What’s a doctor? In Latin, the word means “teacher”. In Greek, a physician described a “healer”. In contemporary terms, a doctor is someone with a doctoral degree who sees patients, diagnoses their problem, and treats it according to whichever discipline they were trained in. Chiropractic medical schools are recognized and accredited by the US Department of Education, just like allopathic medical schools. The prerequisites required to enroll in chiropractic programs are identical to those of allopathic schools. The program is the same 4 years (although at many schools who choose to operate through summer and accelerate the program, it takes 3 years to complete), and the basic science classes and national medical board exams all contain, and test on, identical information. Here’s a rundown…
Average Minimum Required Classroom Instruction Hours During 1st two pre-clinical years *
|Chiropractic College||Traditional Medical School|
|312.8||Physical Diagnosis/Clinical Medicine||200.5|
|1900.8||Average Hours for 1st two years||1556.3|
* Source: the 2008-2009 catalog at Parker College of Chiropractic (the information in the medical doctor column is from the American Medical Association, reprinted with permission in Parker’s catalog.)

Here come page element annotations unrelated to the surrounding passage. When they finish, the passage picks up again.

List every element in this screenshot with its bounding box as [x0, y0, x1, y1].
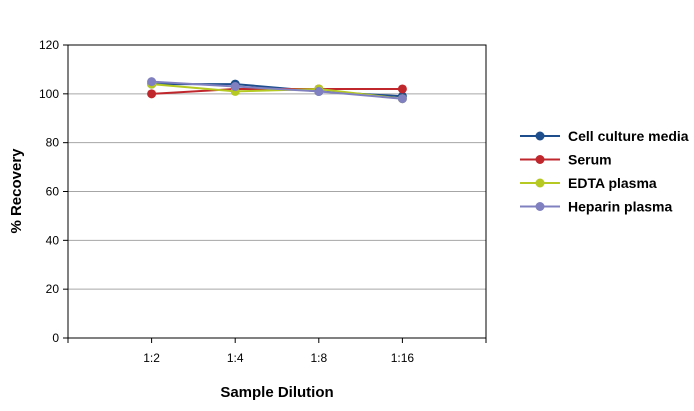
y-tick-label: 40 — [46, 233, 60, 247]
legend-swatch-marker — [535, 202, 545, 211]
legend-swatch-marker — [535, 155, 545, 164]
series-line-2 — [151, 83, 403, 100]
data-point — [230, 82, 240, 92]
series-lines — [147, 77, 407, 104]
x-axis-title: Sample Dilution — [220, 384, 333, 401]
data-point — [397, 94, 407, 104]
legend-label: EDTA plasma — [568, 175, 657, 191]
legend-item: EDTA plasma — [520, 175, 657, 191]
x-axis-ticks: 1:2 1:4 1:8 1:16 — [67, 338, 487, 365]
y-axis-title: % Recovery — [8, 148, 25, 234]
x-tick-label: 1:2 — [143, 351, 160, 365]
y-axis-ticks: 0 20 40 60 80 100 120 — [39, 38, 68, 345]
series-line-3 — [151, 80, 403, 100]
data-point — [314, 86, 324, 96]
data-point — [397, 84, 407, 94]
data-point — [147, 77, 157, 87]
legend-item: Cell culture media — [520, 128, 689, 144]
y-tick-label: 20 — [46, 282, 60, 296]
y-tick-label: 0 — [52, 331, 59, 345]
legend-swatch-marker — [535, 131, 545, 141]
x-tick-label: 1:16 — [391, 351, 415, 365]
y-tick-label: 100 — [39, 87, 59, 101]
legend-label: Serum — [568, 152, 612, 168]
y-tick-label: 120 — [39, 38, 59, 52]
legend-item: Serum — [520, 152, 612, 168]
legend-item: Heparin plasma — [520, 199, 672, 215]
y-tick-label: 80 — [46, 136, 60, 150]
x-tick-label: 1:4 — [227, 351, 244, 365]
data-point — [147, 89, 157, 99]
y-tick-label: 60 — [46, 185, 60, 199]
legend-swatch-marker — [535, 178, 545, 188]
gridlines — [68, 93, 486, 290]
legend: Cell culture media Serum EDTA plasma Hepari… — [520, 128, 689, 215]
x-tick-label: 1:8 — [310, 351, 327, 365]
legend-label: Cell culture media — [568, 128, 689, 144]
legend-label: Heparin plasma — [568, 199, 672, 215]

Myth: Once you get adjusted, you have to keep going back.
This actually depends on what you expect to get out of your chiropractic care. If you want to stay out of pain, it’ll probably only take a couple of visits and then voila! But truthfully, aspirin is cheaper. It causes organ damage in the long run, though. Bummer.
Chiropractic is so much more than just pain relief. It’s all about function. I’ll probably explain more about this later (what are the odds?) Suffice it to say that it’s a good idea to at least get a monthly checkup. It’ll often take a whole 5 minutes and if you do need an adjustment that day, it’ll usually be included in the visit price. The main idea is to get an ethical doctor (as is true for every profession) and if you have any doubts, questions, or concerns, be sure to voice them. After all, you’re the patient, and it’s your time and money!
So, bring it on. Fire away. No question too pointed, no issue too hot. Let’s get it all out on the table.